# What does everyone do??



## Hannah_Joannou (Jun 8, 2017)

Hi everyone

I have just returned from a 2 week holiday in Cyprus.

My partner and I are moving to Cyprus in February 2018 so this was a chance for us to look for jobs and to look at certain areas. We have decided to stick to paralimni, ayia napa, protaras, and the surrounding areas. 

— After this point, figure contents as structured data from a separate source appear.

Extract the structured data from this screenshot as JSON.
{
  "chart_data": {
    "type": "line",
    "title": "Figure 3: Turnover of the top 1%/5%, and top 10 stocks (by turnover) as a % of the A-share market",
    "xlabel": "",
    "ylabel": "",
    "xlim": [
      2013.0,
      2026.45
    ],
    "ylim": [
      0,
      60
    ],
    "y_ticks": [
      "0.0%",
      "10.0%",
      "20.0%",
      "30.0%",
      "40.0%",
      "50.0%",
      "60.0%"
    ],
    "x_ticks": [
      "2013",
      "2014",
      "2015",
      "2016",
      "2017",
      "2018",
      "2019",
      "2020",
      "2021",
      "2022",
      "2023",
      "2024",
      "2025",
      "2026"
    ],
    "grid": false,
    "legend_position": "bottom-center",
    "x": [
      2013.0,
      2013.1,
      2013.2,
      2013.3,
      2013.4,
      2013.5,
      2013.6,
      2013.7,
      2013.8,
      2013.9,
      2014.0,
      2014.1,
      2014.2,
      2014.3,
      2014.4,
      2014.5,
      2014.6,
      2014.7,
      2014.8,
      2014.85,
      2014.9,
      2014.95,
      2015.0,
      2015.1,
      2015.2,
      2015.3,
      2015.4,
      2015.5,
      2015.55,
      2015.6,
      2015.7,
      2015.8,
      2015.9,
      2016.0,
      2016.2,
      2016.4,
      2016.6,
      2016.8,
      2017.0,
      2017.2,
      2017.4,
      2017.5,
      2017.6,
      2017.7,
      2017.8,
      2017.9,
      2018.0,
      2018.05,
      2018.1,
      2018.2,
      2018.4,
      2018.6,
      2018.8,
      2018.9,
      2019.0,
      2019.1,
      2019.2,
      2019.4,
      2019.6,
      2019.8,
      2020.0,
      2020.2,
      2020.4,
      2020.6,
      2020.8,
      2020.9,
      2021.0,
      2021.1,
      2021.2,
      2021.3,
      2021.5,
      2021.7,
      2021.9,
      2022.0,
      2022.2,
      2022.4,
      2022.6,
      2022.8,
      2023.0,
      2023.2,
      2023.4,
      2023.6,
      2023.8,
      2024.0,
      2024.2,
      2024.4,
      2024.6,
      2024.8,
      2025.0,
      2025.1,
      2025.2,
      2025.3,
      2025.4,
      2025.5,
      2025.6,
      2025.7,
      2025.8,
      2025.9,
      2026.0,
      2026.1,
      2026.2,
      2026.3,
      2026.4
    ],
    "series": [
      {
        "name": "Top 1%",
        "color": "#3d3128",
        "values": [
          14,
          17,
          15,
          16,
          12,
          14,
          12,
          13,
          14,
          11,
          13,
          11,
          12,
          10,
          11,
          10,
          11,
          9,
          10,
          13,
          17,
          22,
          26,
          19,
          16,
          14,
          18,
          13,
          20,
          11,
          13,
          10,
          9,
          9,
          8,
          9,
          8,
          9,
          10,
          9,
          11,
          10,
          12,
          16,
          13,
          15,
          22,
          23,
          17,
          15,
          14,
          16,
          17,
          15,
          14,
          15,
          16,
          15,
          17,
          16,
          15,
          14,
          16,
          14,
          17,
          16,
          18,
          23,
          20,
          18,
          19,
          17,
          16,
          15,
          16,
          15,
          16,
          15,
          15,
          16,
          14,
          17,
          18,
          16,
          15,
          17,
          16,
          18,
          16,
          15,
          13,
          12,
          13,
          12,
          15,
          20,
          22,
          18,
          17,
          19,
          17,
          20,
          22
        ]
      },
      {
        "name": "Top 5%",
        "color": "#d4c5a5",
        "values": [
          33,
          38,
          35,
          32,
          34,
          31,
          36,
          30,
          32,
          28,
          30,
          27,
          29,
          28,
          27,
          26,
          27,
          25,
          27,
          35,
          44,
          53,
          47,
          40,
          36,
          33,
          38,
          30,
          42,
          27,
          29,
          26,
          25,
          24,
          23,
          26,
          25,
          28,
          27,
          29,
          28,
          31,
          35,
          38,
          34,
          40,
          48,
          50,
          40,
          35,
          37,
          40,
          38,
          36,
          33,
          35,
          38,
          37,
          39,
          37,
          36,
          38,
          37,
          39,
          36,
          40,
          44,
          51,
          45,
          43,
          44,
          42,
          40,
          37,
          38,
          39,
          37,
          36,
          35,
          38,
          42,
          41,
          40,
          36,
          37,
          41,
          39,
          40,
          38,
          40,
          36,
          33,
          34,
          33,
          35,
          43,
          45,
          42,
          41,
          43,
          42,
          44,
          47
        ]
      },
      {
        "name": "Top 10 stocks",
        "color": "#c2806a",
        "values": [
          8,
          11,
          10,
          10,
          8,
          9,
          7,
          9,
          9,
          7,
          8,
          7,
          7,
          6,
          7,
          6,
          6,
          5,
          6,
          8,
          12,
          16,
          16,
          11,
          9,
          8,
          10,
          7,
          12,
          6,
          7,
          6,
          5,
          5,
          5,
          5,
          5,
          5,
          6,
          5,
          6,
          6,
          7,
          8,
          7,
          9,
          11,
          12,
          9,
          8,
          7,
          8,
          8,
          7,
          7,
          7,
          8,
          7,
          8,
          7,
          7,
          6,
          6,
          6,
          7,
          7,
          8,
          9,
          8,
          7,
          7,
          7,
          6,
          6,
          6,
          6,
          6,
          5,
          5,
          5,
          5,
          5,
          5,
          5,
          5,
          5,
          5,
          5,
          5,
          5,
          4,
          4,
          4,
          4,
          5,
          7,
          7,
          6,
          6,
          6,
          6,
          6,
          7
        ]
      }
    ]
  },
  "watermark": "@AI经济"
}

I was wondering what jobs everyone else does over there and if they enjoy their roles?

Hannah


----------



## Veronica (Apr 5, 2008)

My husband and I have a real estate business although these days we tend to be very selective with clients as we are really semi retired. We have been in the business for almost 12years and thoroughly enjoyed it. Many clients have become firm friends.


----------



## MrSpadge (Jun 7, 2015)

Mrs Spadge and I are retired. Our main pastime is loafing


----------



## kimonas (Jul 19, 2008)

I have changed roles a few times in the twelve years Since I relocated to Cyprus but principally have been involved in consultancy in Higher Education partnerships with local and international Universities. It has involved a lot of international travel within the last few years which is one reason I have not been on the forum for quite some time. Now have returned to a more settled timetable and reliable connectivity. Have thoroughly enjoyed what has become a very varied and challenging role.


----------



## Veronica (Apr 5, 2008)

Welcome back Kimonas.


----------



## GSmith (Nov 9, 2015)

I work for a small Investment Advisory firm in Limassol for the last 14 years after previously working for Lloyds Bank in UK & Jersey. I have clients all over the island but the biggest number of clients in employment are in Limassol. Life is great here in Cyprus if you can handle it but don't burn your bridges when you leave UK. Rent property for a while until you are certain you will stay.


----------